By Paul S. George
In the months leading up to America’s entry into World War I, in April 1917, Wyndwood (sic), located in the northeast environs of the City of Miami, announced itself to the public. The developers of the new subdivision chose that name, proffered in a “Lot Contest,” by a Mrs. Ward, who, for her efforts, received “A Clear Deed To Her $650 Lot.”
The original plat called for a far smaller neighborhood than the Wynwood of today, one stretching from Buena Vista Drive, today’s N.W. 36th Street, to N.W. 29th Street, nee Western Boulevard; from east to west, the subdivision reached from North Miami Avenue to Northern Avenue, today’s N.W. 5th Avenue. Over time, the informal borders on the west and south pushed west to N.W. 7th Avenue and south to N.W. 20 Street, respectively.

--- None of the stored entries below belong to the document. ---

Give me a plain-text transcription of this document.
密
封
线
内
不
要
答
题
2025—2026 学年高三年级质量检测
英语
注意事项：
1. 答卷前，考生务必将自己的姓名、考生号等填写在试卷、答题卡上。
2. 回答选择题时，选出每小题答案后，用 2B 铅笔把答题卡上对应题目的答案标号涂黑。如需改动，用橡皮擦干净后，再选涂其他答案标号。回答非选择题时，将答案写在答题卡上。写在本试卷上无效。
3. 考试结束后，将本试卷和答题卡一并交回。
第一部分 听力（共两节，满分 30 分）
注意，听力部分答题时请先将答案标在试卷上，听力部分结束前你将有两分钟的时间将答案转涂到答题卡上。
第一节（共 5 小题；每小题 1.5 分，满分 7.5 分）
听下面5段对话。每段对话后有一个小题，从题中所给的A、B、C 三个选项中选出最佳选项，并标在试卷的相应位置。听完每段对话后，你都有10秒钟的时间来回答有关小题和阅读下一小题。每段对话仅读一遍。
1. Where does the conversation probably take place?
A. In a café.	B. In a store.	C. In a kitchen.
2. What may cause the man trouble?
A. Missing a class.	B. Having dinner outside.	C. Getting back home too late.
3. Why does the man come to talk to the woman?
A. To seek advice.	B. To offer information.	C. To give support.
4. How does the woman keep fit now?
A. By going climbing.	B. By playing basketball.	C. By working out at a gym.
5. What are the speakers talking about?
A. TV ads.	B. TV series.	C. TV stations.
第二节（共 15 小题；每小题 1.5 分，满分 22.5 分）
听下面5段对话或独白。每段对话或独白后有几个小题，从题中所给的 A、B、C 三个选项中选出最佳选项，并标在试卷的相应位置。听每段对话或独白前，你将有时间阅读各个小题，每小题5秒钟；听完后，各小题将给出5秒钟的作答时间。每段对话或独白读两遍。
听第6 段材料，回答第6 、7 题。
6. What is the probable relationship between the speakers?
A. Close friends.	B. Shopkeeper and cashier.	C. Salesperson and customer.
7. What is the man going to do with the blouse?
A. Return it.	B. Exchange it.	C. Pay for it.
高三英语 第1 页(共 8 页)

Wynwood (the “d” was soon dropped) experienced a delay in its development because of the exigencies of war. By the early 1920s, however, Wynwood was a rising middle class community of primarily single family homes with a retail, institutional, and factory area arising along N.W. 2nd and 5th Avenues.

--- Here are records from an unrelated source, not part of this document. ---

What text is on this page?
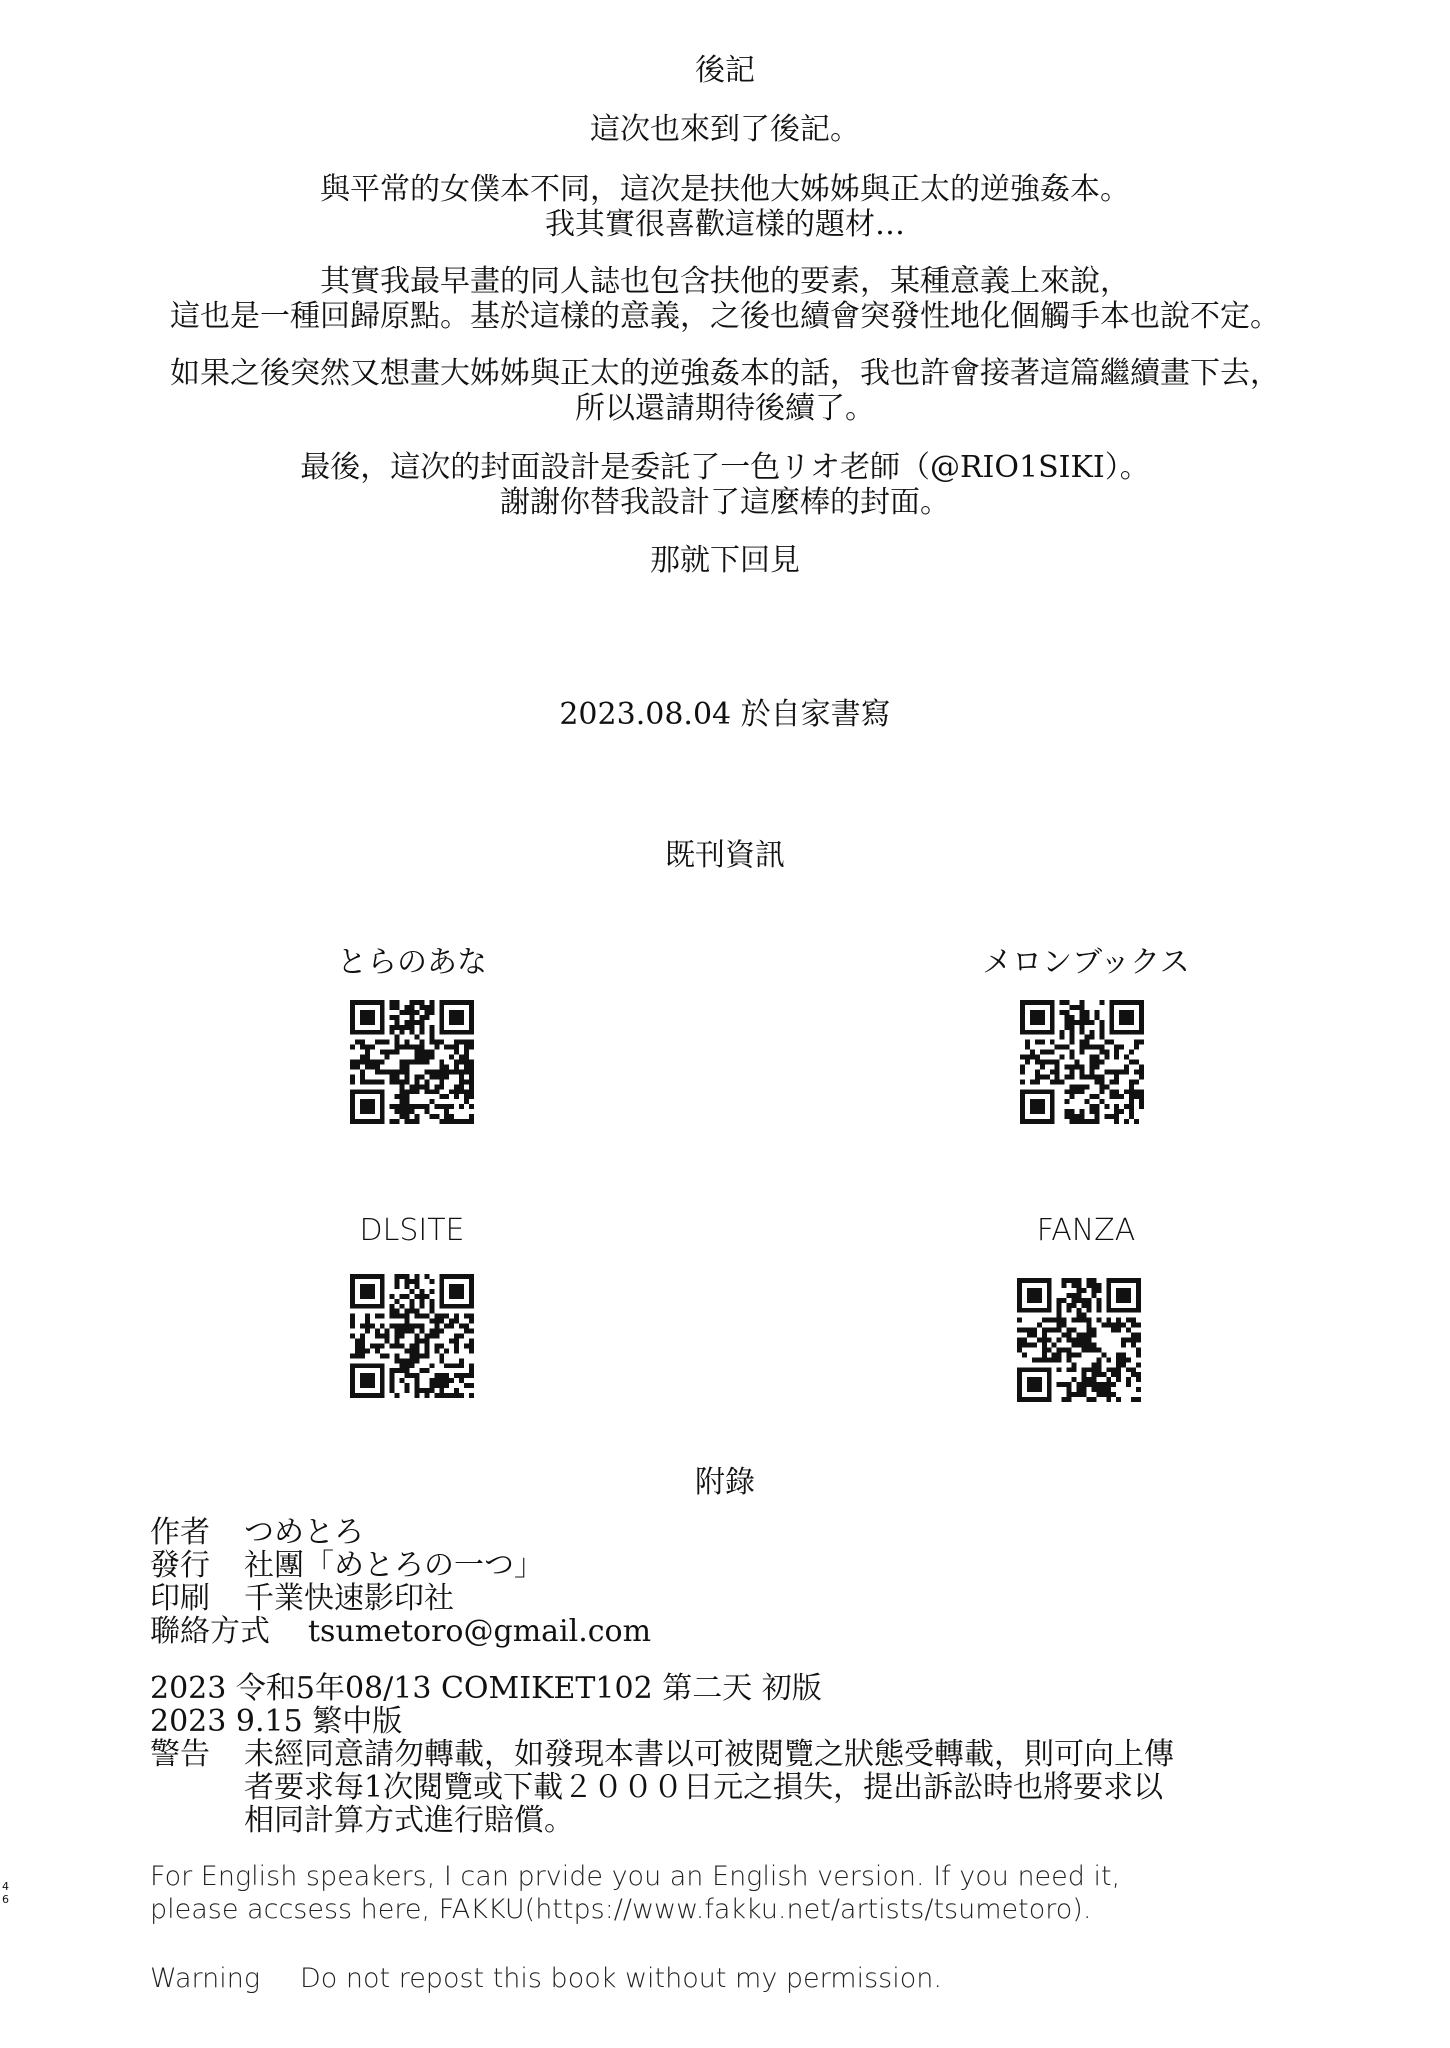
後記
這次也來到了後記。
與平常的女僕本不同，這次是扶他大姊姊與正太的逆強姦本。
我其實很喜歡這樣的題材…
其實我最早畫的同人誌也包含扶他的要素，某種意義上來說，
這也是一種回歸原點。基於這樣的意義，之後也續會突發性地化個觸手本也說不定。
如果之後突然又想畫大姊姊與正太的逆強姦本的話，我也許會接著這篇繼續畫下去，
所以還請期待後續了。
最後，這次的封面設計是委託了一色リオ老師（@RIO1SIKI）。
謝謝你替我設計了這麼棒的封面。
那就下回見
2023.08.04 於自家書寫
既刊資訊
とらのあな	メロンブックス
DLSITE	FANZA
附錄
作者 つめとろ
發行 社團「めとろの一つ」
印刷 千業快速影印社
聯絡方式 tsumetoro@gmail.com
2023 令和5年08/13 COMIKET102 第二天 初版
2023 9.15 繁中版
警告 未經同意請勿轉載，如發現本書以可被閱覽之狀態受轉載，則可向上傳
者要求每1次閱覽或下載２０００日元之損失，提出訴訟時也將要求以
相同計算方式進行賠償。
For English speakers, I can prvide you an English version. If you need it,
please accsess here, FAKKU(https://www.fakku.net/artists/tsumetoro).
Warning Do not repost this book without my permission.
4
6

In the expansive era following World War II, the Garment District along the N.W. 5th Avenue corridor grew dramatically. West and east of it stood warehouses holding the fruits of that district. At that time, a Puerto Rican neighborhood, known as “Little San Juan,” began emerging north of N.W. 29th Street. While many longtime homeowners left the neighborhood, the Hispanic population continued to grow.

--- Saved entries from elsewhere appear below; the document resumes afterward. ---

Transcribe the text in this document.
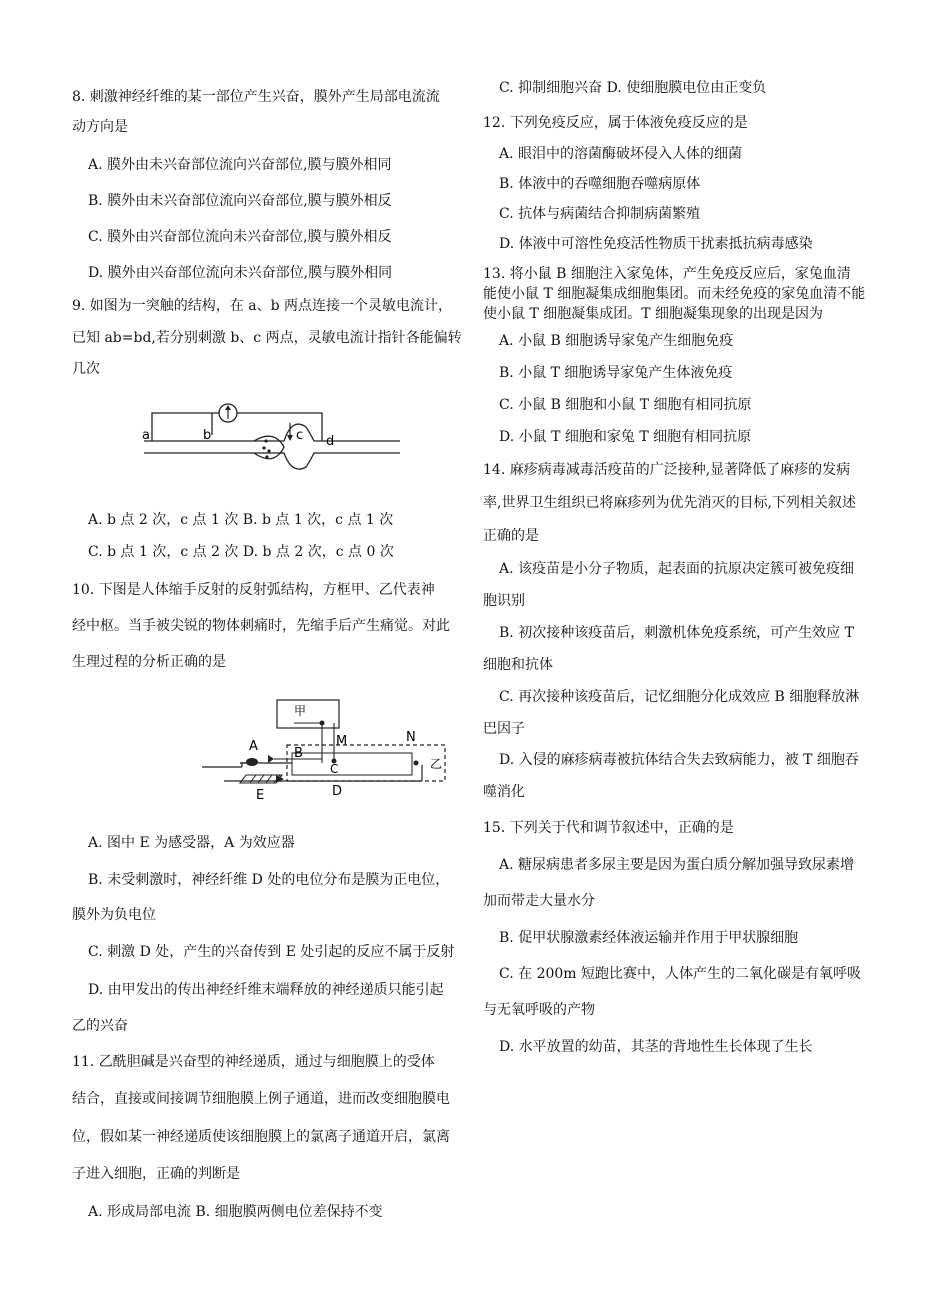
8. 刺激神经纤维的某一部位产生兴奋，膜外产生局部电流流
动方向是
A. 膜外由未兴奋部位流向兴奋部位,膜与膜外相同
B. 膜外由未兴奋部位流向兴奋部位,膜与膜外相反
C. 膜外由兴奋部位流向未兴奋部位,膜与膜外相反
D. 膜外由兴奋部位流向未兴奋部位,膜与膜外相同
9. 如图为一突触的结构，在 a、b 两点连接一个灵敏电流计，
已知 ab=bd,若分别刺激 b、c 两点，灵敏电流计指针各能偏转
几次
a	b	c d
A. b 点 2 次，c 点 1 次 B. b 点 1 次，c 点 1 次
C. b 点 1 次，c 点 2 次 D. b 点 2 次，c 点 0 次
10. 下图是人体缩手反射的反射弧结构，方框甲、乙代表神
经中枢。当手被尖锐的物体刺痛时，先缩手后产生痛觉。对此
生理过程的分析正确的是
甲
乙
C
A	B
M	N
E	D
A. 图中 E 为感受器，A 为效应器
B. 未受刺激时，神经纤维 D 处的电位分布是膜为正电位，
膜外为负电位
C. 刺激 D 处，产生的兴奋传到 E 处引起的反应不属于反射
D. 由甲发出的传出神经纤维末端释放的神经递质只能引起
乙的兴奋
11. 乙酰胆碱是兴奋型的神经递质，通过与细胞膜上的受体
结合，直接或间接调节细胞膜上例子通道，进而改变细胞膜电
位，假如某一神经递质使该细胞膜上的氯离子通道开启，氯离
子进入细胞，正确的判断是
A. 形成局部电流 B. 细胞膜两侧电位差保持不变
C. 抑制细胞兴奋 D. 使细胞膜电位由正变负
12. 下列免疫反应，属于体液免疫反应的是
A. 眼泪中的溶菌酶破坏侵入人体的细菌
B. 体液中的吞噬细胞吞噬病原体
C. 抗体与病菌结合抑制病菌繁殖
D. 体液中可溶性免疫活性物质干扰素抵抗病毒感染
13. 将小鼠 B 细胞注入家兔体，产生免疫反应后，家兔血清
能使小鼠 T 细胞凝集成细胞集团。而未经免疫的家兔血清不能
使小鼠 T 细胞凝集成团。T 细胞凝集现象的出现是因为
A. 小鼠 B 细胞诱导家兔产生细胞免疫
B. 小鼠 T 细胞诱导家兔产生体液免疫
C. 小鼠 B 细胞和小鼠 T 细胞有相同抗原
D. 小鼠 T 细胞和家兔 T 细胞有相同抗原
14. 麻疹病毒减毒活疫苗的广泛接种,显著降低了麻疹的发病
率,世界卫生组织已将麻疹列为优先消灭的目标,下列相关叙述
正确的是
A. 该疫苗是小分子物质，起表面的抗原决定簇可被免疫细
胞识别
B. 初次接种该疫苗后，刺激机体免疫系统，可产生效应 T
细胞和抗体
C. 再次接种该疫苗后，记忆细胞分化成效应 B 细胞释放淋
巴因子
D. 入侵的麻疹病毒被抗体结合失去致病能力，被 T 细胞吞
噬消化
15. 下列关于代和调节叙述中，正确的是
A. 糖尿病患者多尿主要是因为蛋白质分解加强导致尿素增
加而带走大量水分
B. 促甲状腺激素经体液运输并作用于甲状腺细胞
C. 在 200m 短跑比赛中，人体产生的二氧化碳是有氧呼吸
与无氧呼吸的产物
D. 水平放置的幼苗，其茎的背地性生长体现了生长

By the 1980s, drugs and crime bedeviled Wynwood and elsewhere. At the same time, prominent family art collections moved in taking advantage of affordable real estate rates. Joining them was the Bakehouse Art Complex for fledgling artists. This nascent art scene exploded in the early 2000s, largely through the support of the Goldman family, large property owners in the district, creating, ultimately, the greatest collection of wall art in the Western World, and bringing huge real estate investments with it. Today’s Wynwood is one of the most dynamic neighborhoods in Florida, while its art offerings draw visitors from seemingly everywhere.